Comerciantes do centro de Ceilândia têm a sensação de que já viram uma cena antes, como um déjà vu. Pela manhã, o proprietário chega à loja, cujo portão foi arrebentado pela traseira de um carro, e nota que parte de sua mercadoria foi roubada. A vítima da vez foi o dono de uma loja de telefonia, que funciona na QNM 1 há apenas um mês. De acordo com a Secretaria de Segurança Pública do DF, de janeiro a setembro deste ano foram registradas 335 ocorrências de roubo a comércio em Ceilândia.

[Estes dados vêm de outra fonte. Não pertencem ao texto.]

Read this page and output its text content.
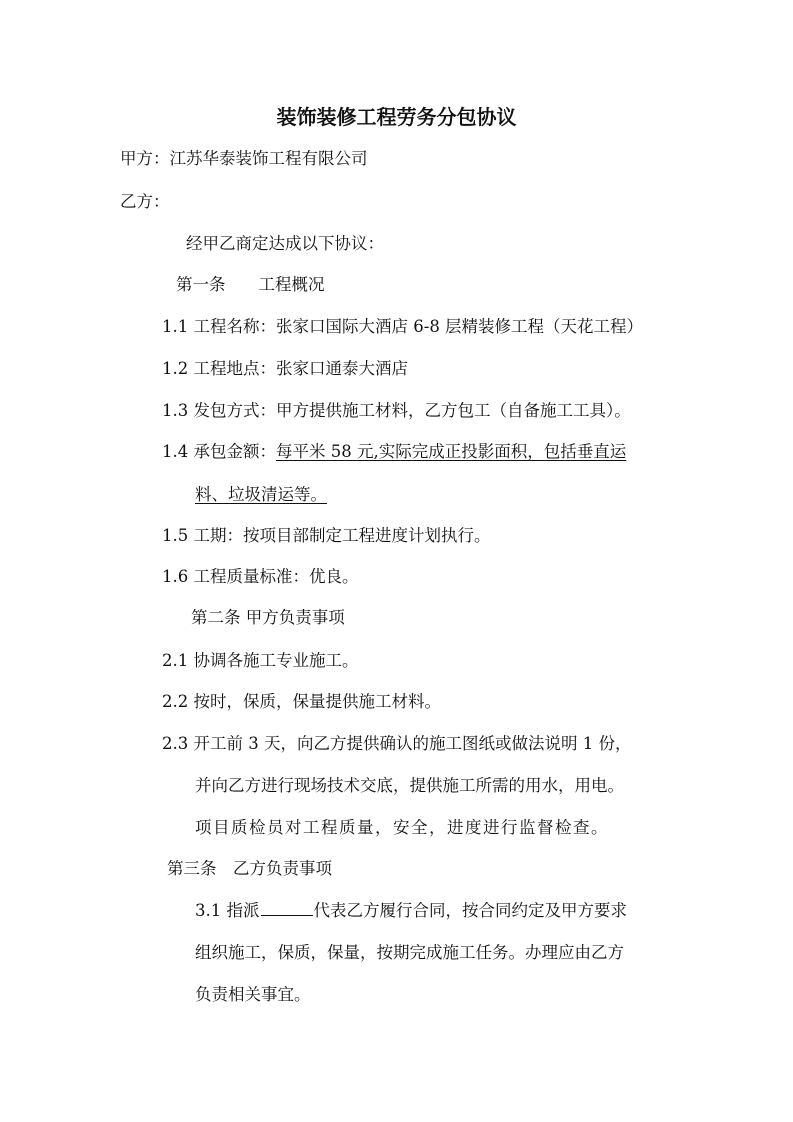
装饰装修工程劳务分包协议
甲方：江苏华泰装饰工程有限公司
乙方：
经甲乙商定达成以下协议：
第一条　　工程概况
1.1 工程名称：张家口国际大酒店 6-8 层精装修工程（天花工程）
1.2 工程地点：张家口通泰大酒店
1.3 发包方式：甲方提供施工材料，乙方包工（自备施工工具）。
1.4 承包金额：每平米 58 元,实际完成正投影面积，包括垂直运
料、垃圾清运等。
1.5 工期：按项目部制定工程进度计划执行。
1.6 工程质量标准：优良。
第二条 甲方负责事项
2.1 协调各施工专业施工。
2.2 按时，保质，保量提供施工材料。
2.3 开工前 3 天，向乙方提供确认的施工图纸或做法说明 1 份，
并向乙方进行现场技术交底，提供施工所需的用水，用电。
项目质检员对工程质量，安全，进度进行监督检查。
第三条　乙方负责事项
3.1 指派	代表乙方履行合同，按合同约定及甲方要求
组织施工，保质，保量，按期完成施工任务。办理应由乙方
负责相关事宜。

“A grade já era reforçada, mas o impacto foi muito forte. Deram ré com uma Fiorino duas vezes e um cara entrou na loja”, relatou o proprietário. A ação dos criminosos, que remete à chamada gangue da marcha à ré, começou às 4h55, segundo o registro das câmeras de segurança, mas durou pouco. Uma moradora vizinha ao estabelecimento estourou bombinhas após escutar o estrondo e afugentou os bandidos.

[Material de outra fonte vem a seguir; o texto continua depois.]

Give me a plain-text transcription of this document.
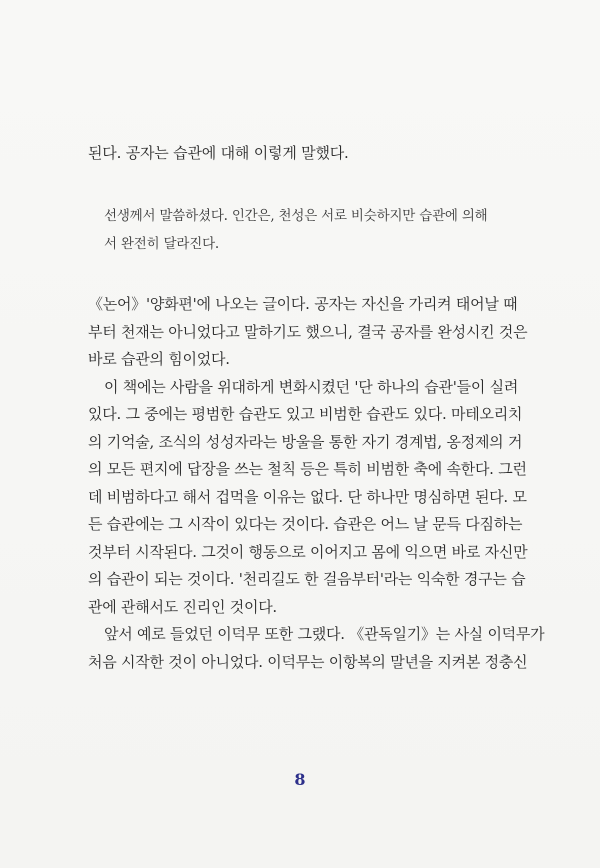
된다. 공자는 습관에 대해 이렇게 말했다.
선생께서 말씀하셨다. 인간은, 천성은 서로 비슷하지만 습관에 의해
서 완전히 달라진다.
《논어》'양화편'에 나오는 글이다. 공자는 자신을 가리켜 태어날 때
부터 천재는 아니었다고 말하기도 했으니, 결국 공자를 완성시킨 것은
바로 습관의 힘이었다.
이 책에는 사람을 위대하게 변화시켰던 '단 하나의 습관'들이 실려
있다. 그 중에는 평범한 습관도 있고 비범한 습관도 있다. 마테오리치
의 기억술, 조식의 성성자라는 방울을 통한 자기 경계법, 옹정제의 거
의 모든 편지에 답장을 쓰는 철칙 등은 특히 비범한 축에 속한다. 그런
데 비범하다고 해서 겁먹을 이유는 없다. 단 하나만 명심하면 된다. 모
든 습관에는 그 시작이 있다는 것이다. 습관은 어느 날 문득 다짐하는
것부터 시작된다. 그것이 행동으로 이어지고 몸에 익으면 바로 자신만
의 습관이 되는 것이다. '천리길도 한 걸음부터'라는 익숙한 경구는 습
관에 관해서도 진리인 것이다.
앞서 예로 들었던 이덕무 또한 그랬다. 《관독일기》는 사실 이덕무가
처음 시작한 것이 아니었다. 이덕무는 이항복의 말년을 지켜본 정충신
8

“Acho que ela foi parar no hospital com problema de pressão. Mas foi ela soltar as bombinhas que assustou eles, eu acho. Acabaram não levando muita mercadoria, ficou pior pela bagunça”, disse o dono da loja, que calculou prejuízo na ordem de R$ 10 mil entre reposição de produtos e reparo na estrutura física. Ele alegou ter seguro e se mostrou tranquilo enquanto aguardava a perícia da Polícia Civil.
Não é isolado
De acordo com os comerciantes da região, ações como a de ontem e outros tipos de roubo, além de assalto, não são difíceis de acontecer. Uma funcionária de outra loja de telefonia, que preferiu não se identificar, relatou já ter contabilizado quatro roubos ao seu local de trabalho desde 2012, quando foi contratada.
“O primeiro foi de madrugada. Alguém arrombou a porta e levou algumas coisas. Depois disso colocaram mais uma grade e um alarme”, conta a mulher. “Os últimos crimes, porém, foram em pleno horário de almoço. Mais recente ocorreu em um sábado, pouco antes das 13h. Um casal se fingiu de cliente e na hora de pagar sacou uma arma e anunciou o assalto”, recorda-se a funcionária.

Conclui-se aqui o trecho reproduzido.